Several times per week, I meet with new clients to discuss estate planning. We talk about things like how they wish to leave their property, how to save taxes and who will handle their affairs when they can’t do it any longer. One thing we always cover is the importance of avoiding guardianship.
The administrative hurdles, delays, court supervision, bonds, and general hassles of a guardianship case are bad enough. But in many situations, the respondent’s loss of control, loss of dignity, and hurt feelings are the hardest part.
I have known a lot of people who were alleged to be incompetent. I have been involved in one way or another in more than 200 guardianship proceedings in several different counties. In most of these cases, caring families are working through a difficult and expensive situation that could have been avoided with proper planning.
So when I talk to clients about planning, we spend a lot of time on incapacity. It is hard to think about what happens when you die. It is even harder to contemplate losing your ability to make decisions or care for yourself. In many guardianship cases, the respondent had an estate plan. It just wasn’t the right kind of plan.

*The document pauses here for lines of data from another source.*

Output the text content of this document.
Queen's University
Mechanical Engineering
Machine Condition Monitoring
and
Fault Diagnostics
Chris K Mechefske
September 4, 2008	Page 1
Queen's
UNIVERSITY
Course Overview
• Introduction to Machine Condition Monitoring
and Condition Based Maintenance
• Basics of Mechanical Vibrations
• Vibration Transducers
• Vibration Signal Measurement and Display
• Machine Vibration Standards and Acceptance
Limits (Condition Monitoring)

I was recently involved in a case involving an 82-year old widower who lived alone. He had been very successful in his prime, owned property and had sufficient income to pay for his daily living. He had a standard estate plan in place, and thought he was prepared for his later years. Unfortunately, his dementia rendered him unable to handle his affairs on his own. His children all live out of state, and he has no family member here to help. Because he and his children could not agree on what steps to take for his protection, one of his children filed a petition to have him declared incompetent and have a guardian appointed. At the hearing, he slowly, but articulately explained to the Court that based on his accomplishments, sacrifice, and a life well-lived, he believed that he had earned the right to make his own decisions. Unfortunately, his safety and well-being demanded that he needed help.
This man clearly met the statutory definition of an incompetent adult. Although guardianship was absolutely warranted in this case, it was not the best solution. Unfortunately, the time to plan for alternatives is not when you are 82 and have significant diminished capacity. After long discussions between the respondent and his children, it was clear that he needed to relinquish some control and that he would not do so. With tears in their eyes, the respondent’s children explained the facts to the Clerk of Court, and they were appointed as guardian.
If everything goes right, one day I will be 82 years old. If my body outlives my mind, I don’t want the Clerk of Court to decide when I lose control. I don’t want to be adverse to my family. I don’t want to feel like everything I worked for my whole life is being taken from me. To prevent this, I have a revocable trust, an enhanced financial power of attorney, and medical directives. I have successor trustees appointed, and specific instructions for when they take over. My financial power of attorney accounts for every situation that I can think of. My medical directives appoint the decision-makers and list my wishes. I have more types of insurance than I thought existed. My family understands my estate plan. And I know that it will need to be reviewed and perhaps modified every few years. I hope that this is all unnecessary. But I will feel a lot better when I’m 82 because I have this in place.